The official case rests on how much waste sits inside the current system. The government says the average purchase takes around 120 days, one in three sales falls through, sellers lose about £400 million a year and the wider economy loses up to £1.5 billion. Rightmove, quoted in the same release, puts the average completion time even higher at 170 days and says more than one in five agreed sales still collapses before completion. Whether the true benchmark is 120 or 170 days, the broader point is hard to argue with. The UK housing market still asks households to spend serious money before they know whether a deal is sturdy enough to survive the chain.
The most practical change is the plan for sales packs at the point a property is listed. Under the proposals, sellers and estate agents would provide key details earlier, including a home's condition, leasehold costs and chain status, so buyers are not discovering basic facts weeks into a transaction. That may sound administrative, but it goes straight to one of the market's biggest faults. Too many buyers commit cash to searches, surveys and legal work before they know if the deal has any real chance of getting to the finish line. Better information upfront should reduce that waste, especially for first-time buyers with less room for error in their budgets.
Ministers also want earlier binding agreements, often described as conditional contracts, to stop either side walking away late in the process without good reason. The government says these would come only after sales packs are established, with penalty levels, exception clauses and dispute rules still to be worked through with the industry. That sequencing is important. Binding agreements can reduce late-stage collapses, but only if buyers have enough reliable information before they are tied in. If the state moves too quickly on enforcement without fixing the information gap first, the pressure simply shifts from the system to the consumer.
The digital side of the package goes further than replacing paper forms with PDFs. The roadmap points to digital identity checks, electronic signatures, AI-assisted conveyancing and digital property logbooks that can be shared securely between agents, lenders and legal professionals. In plain English, the aim is to stop people entering the same details again and again while documents sit in separate systems. There is a clear consumer benefit if that works as intended. Less duplication should mean fewer errors, fewer fraud risks and faster decisions. It should also mean less dead time between an offer being accepted and the legal process actually moving.
This is not an overnight rewrite of the market. The government's own timetable says a new code of practice for property agents and fresh guidance on listing information will arrive later in 2026. Consultation on estate agent qualifications and expanded digital tools is due from 2027, while the larger legal changes on sales packs, binding contracts and digital systems are planned by the end of this Parliament. For households, that means the gains will come in stages rather than all at once. Anyone moving home this summer should not expect Dutch-style turnaround times immediately, even if the direction of reform is sensible.

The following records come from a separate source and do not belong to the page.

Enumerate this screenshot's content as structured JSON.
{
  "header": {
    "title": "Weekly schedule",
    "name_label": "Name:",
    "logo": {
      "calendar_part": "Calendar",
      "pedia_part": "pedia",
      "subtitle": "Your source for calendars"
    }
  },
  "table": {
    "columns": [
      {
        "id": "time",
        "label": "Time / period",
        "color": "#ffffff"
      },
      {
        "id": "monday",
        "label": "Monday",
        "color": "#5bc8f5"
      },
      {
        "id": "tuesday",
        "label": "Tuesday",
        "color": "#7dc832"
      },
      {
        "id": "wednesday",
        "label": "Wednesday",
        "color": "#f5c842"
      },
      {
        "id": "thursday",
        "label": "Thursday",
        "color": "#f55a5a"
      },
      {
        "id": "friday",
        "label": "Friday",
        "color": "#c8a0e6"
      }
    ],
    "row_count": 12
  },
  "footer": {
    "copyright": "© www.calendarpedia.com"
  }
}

Industry reaction was broadly supportive, which matters because so many parties have to cooperate for a home sale to complete cleanly. Zoopla backed upfront sales packs and digital logbooks. Rightmove said the implementation and phasing would be crucial. The Law Society, RICS, the Building Societies Association and HomeOwners Alliance all supported the broad plan while stressing that standards, skills and capacity will decide whether it works in practice. There is also a strong commercial reason for the sector to want change. Rightmove said fall-throughs last year wiped out about £900 million in potential stamp duty receipts and estate agency commission in England alone. When a deal collapses, the waste reaches far beyond the buyer and seller.
The government has also pointed to international examples to show what a better system can look like. In the Netherlands, live transaction tracking helps keep average completion times around 20 days, while Norway's digitisation programme has been linked to estimated savings of up to £1.4 billion over ten years. Those systems are not a simple copy-and-paste job for Britain, but they do show that process reform can produce real economic gains. For the housing market, this package is not really about shiny technology. It is about cutting avoidable friction in one of the biggest financial decisions most people ever make. If ministers can get trusted upfront data, workable contracts and common digital standards into daily use, fewer sales should fall through and moving costs should ease. If they cannot, Friday 19 June 2026 will read as another housing announcement that understood the problem but still took too long to fix it.